Perché ha agito in questo modo?
Si è rivelata ingrata “abbandonando” un Paese che l’ha coccolata per decenni, concedendole importanti agevolazioni (indirette)?
Quali saranno le conseguenze per noi italiani (lavoratori e cittadini tout court)?
E, più di tutto… quale lezione dobbiamo trarre (se ve n’è una) da quanto avvenuto e sta avvenendo?
Procediamo con ordine.
FIAT ha fatto bene ad impostare la propria struttura quale si presenta ora!
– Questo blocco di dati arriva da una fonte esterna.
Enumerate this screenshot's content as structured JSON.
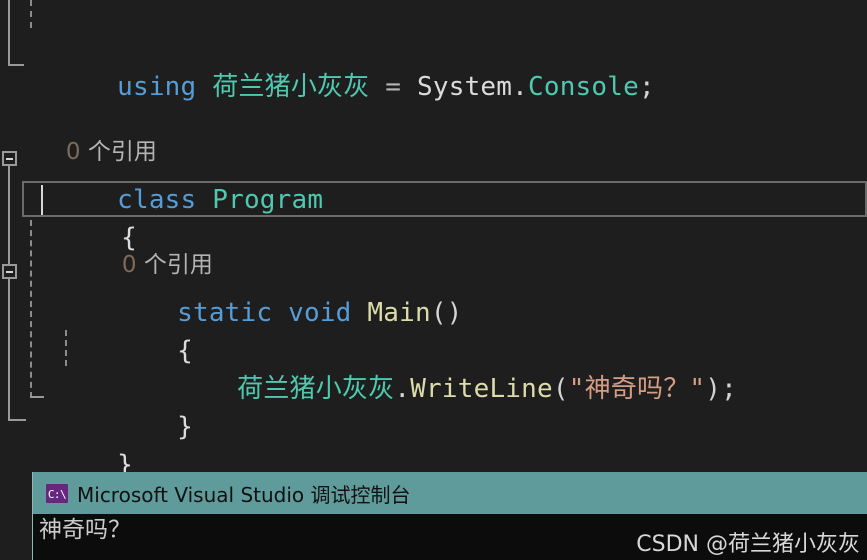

Lascerà l’amaro in bocca riconoscerlo, ma ha fatto bene.
FIAT intende continuare ad operare in un mercato, quello dell’auto, che si presenta incredibilmente competitivo (pochi pongono in discussione il fatto che, nel medio periodo, di costruttori di auto nel mondo ne resteranno meno di una decina) e, per farlo, deve “cambiare pelle” (almeno in parte).
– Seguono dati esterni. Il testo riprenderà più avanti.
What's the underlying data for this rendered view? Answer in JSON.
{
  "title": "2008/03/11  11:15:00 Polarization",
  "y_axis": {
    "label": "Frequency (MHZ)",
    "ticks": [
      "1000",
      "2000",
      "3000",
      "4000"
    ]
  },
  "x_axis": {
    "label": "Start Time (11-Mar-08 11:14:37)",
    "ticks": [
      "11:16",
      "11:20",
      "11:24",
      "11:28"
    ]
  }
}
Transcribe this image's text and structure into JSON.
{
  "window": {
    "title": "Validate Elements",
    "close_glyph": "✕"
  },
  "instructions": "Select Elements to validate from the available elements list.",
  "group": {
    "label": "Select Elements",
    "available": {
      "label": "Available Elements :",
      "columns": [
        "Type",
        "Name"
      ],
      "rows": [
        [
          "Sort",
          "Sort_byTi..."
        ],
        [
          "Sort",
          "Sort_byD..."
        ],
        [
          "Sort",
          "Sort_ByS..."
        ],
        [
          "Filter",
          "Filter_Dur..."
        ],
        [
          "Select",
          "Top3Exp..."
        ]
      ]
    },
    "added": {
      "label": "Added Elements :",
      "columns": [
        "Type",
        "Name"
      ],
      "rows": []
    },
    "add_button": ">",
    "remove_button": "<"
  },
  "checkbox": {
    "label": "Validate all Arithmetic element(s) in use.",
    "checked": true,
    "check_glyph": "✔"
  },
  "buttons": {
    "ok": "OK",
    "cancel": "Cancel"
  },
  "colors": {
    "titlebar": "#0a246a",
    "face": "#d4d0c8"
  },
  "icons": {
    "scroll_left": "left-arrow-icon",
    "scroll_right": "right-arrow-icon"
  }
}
Dal punto di vista produttivo / industriale, l’obiettivo era quello di raggiungere dimensioni maggiori; tale obiettivo è stato centrato tramite la fusione industriale con Chrysler (peccato che sia sfuggita quella con Opel a suo tempo…).
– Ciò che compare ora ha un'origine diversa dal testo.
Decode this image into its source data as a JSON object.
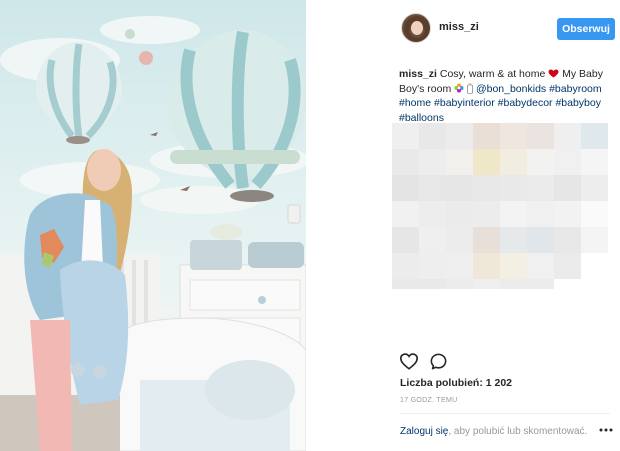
{
  "post": {
    "username": "miss_zi",
    "follow_label": "Obserwuj",
    "caption": {
      "author": "miss_zi",
      "text_1": "Cosy, warm & at home",
      "text_2": "My Baby Boy's room",
      "mention": "@bon_bonkids",
      "tags": [
        "#babyroom",
        "#home",
        "#babyinterior",
        "#babydecor",
        "#babyboy",
        "#balloons"
      ]
    },
    "likes_label": "Liczba polubień: 1 202",
    "time_label": "17 GODZ. TEMU",
    "login_link": "Zaloguj się",
    "login_rest": ", aby polubić lub skomentować."
  },
  "icons": {
    "like": "heart-outline-icon",
    "comment": "speech-bubble-icon",
    "more": "more-dots-icon",
    "caption_heart": "red-heart-emoji",
    "caption_flower": "flower-emoji",
    "caption_bottle": "baby-bottle-emoji"
  },
  "colors": {
    "follow_button": "#3897f0",
    "link": "#003569",
    "muted": "#999999",
    "text": "#262626"
  },
  "blurred_cells": [
    [
      "#efefef",
      "#e8e8e8",
      "#ececec",
      "#eadfd6",
      "#efe6e0",
      "#ebe3df",
      "#efefef",
      "#dfe9ed"
    ],
    [
      "#e9e9e9",
      "#ededed",
      "#f1f0ec",
      "#f0e6c8",
      "#f1ede0",
      "#f2f2f0",
      "#f0f0f0",
      "#f5f5f5"
    ],
    [
      "#e4e4e4",
      "#e7e7e7",
      "#e6e6e6",
      "#e8e8e8",
      "#e9e9e9",
      "#ebebeb",
      "#e6e6e6",
      "#ededed"
    ],
    [
      "#f1f1f1",
      "#ededed",
      "#ebebeb",
      "#ececec",
      "#f3f3f3",
      "#f0f0f0",
      "#f2f2f2",
      "#fafafa"
    ],
    [
      "#e6e6e6",
      "#efefef",
      "#ececec",
      "#e8dfd8",
      "#e6e9ea",
      "#e1e6ea",
      "#e8e8e8",
      "#f4f4f4"
    ],
    [
      "#ececec",
      "#eeeeee",
      "#efefef",
      "#efe8d9",
      "#f3efe2",
      "#f0f0f0",
      "#ebebeb",
      "#ffffff"
    ],
    [
      "#e9e9e9",
      "#e9e9e9",
      "#ececec",
      "#efefef",
      "#ececec",
      "#ececec",
      "#ffffff",
      "#ffffff"
    ]
  ]
}
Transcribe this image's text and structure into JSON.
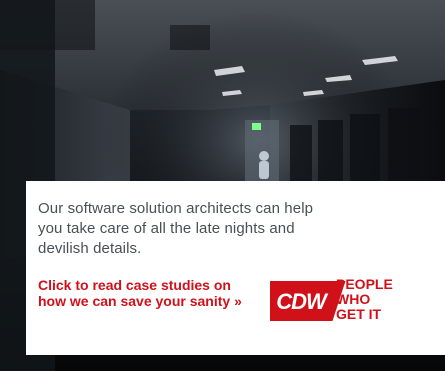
{
  "ad": {
    "body_copy": "Our software solution architects can help you take care of all the late nights and devilish details.",
    "cta": "Click to read case studies on how we can save your sanity »",
    "brand": {
      "logo_text": "CDW",
      "tagline_line1": "PEOPLE",
      "tagline_line2": "WHO",
      "tagline_line3": "GET IT"
    },
    "colors": {
      "brand_red": "#d1111a",
      "panel_bg": "#ffffff",
      "text_gray": "#4a4f55",
      "photo_dark": "#0f1216"
    }
  }
}
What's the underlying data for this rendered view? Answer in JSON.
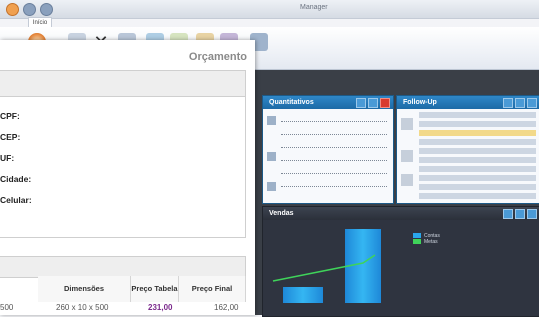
{
  "app": {
    "title": "Manager",
    "ribbon_tab": "Início",
    "colors": {
      "panel_header": "#1d6aa6",
      "bar": "#35b6f2",
      "line": "#3fd35a"
    }
  },
  "dashboard": {
    "quant_title": "Quantitativos",
    "follow_title": "Follow-Up",
    "chart_title": "Vendas",
    "chart_data": {
      "type": "bar",
      "series": [
        {
          "name": "Contas",
          "color": "#2aa6ec"
        },
        {
          "name": "Metas",
          "color": "#3fd35a"
        }
      ]
    }
  },
  "form": {
    "title": "Orçamento",
    "labels": {
      "cpf": "CPF:",
      "cep": "CEP:",
      "uf": "UF:",
      "cidade": "Cidade:",
      "celular": "Celular:"
    },
    "table": {
      "headers": {
        "dimensoes": "Dimensões",
        "preco_tabela": "Preço Tabela",
        "preco_final": "Preço Final"
      },
      "row": {
        "qty": "500",
        "dimensoes": "260 x 10 x 500",
        "preco_tabela": "231,00",
        "preco_final": "162,00"
      }
    }
  }
}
E, sino a qui, sul fatto che l’azione condotta si trattasse di “cosa buona e giusta”, si sono levate poche voci di dissenso.
Rimaneva da intervenire sul piano societario / fiscale (e finanziario), ed è quello che sta avvenendo ora.
Non si tratta di poca cosa.
Le scelte operate per la sede fiscale e legale rivelano chiaramente l’intento di approfittare (il termine non è scelto a caso) di importanti opportunità che consentono di “manovrare meglio” la multinazionale sotto entrambi i profili.
Profilo finanziario.
Sarà brutto dirlo, ma l’Inghilterra sta vincendo la competizione con gli altri Paesi evoluti (soprattutto Europei) in materia di concorrenza fiscale: pagare lì le tasse, significa pagarne meno, ma tante di meno e… pagando meno tasse, automaticamente, si dispone di maggiore liquidità.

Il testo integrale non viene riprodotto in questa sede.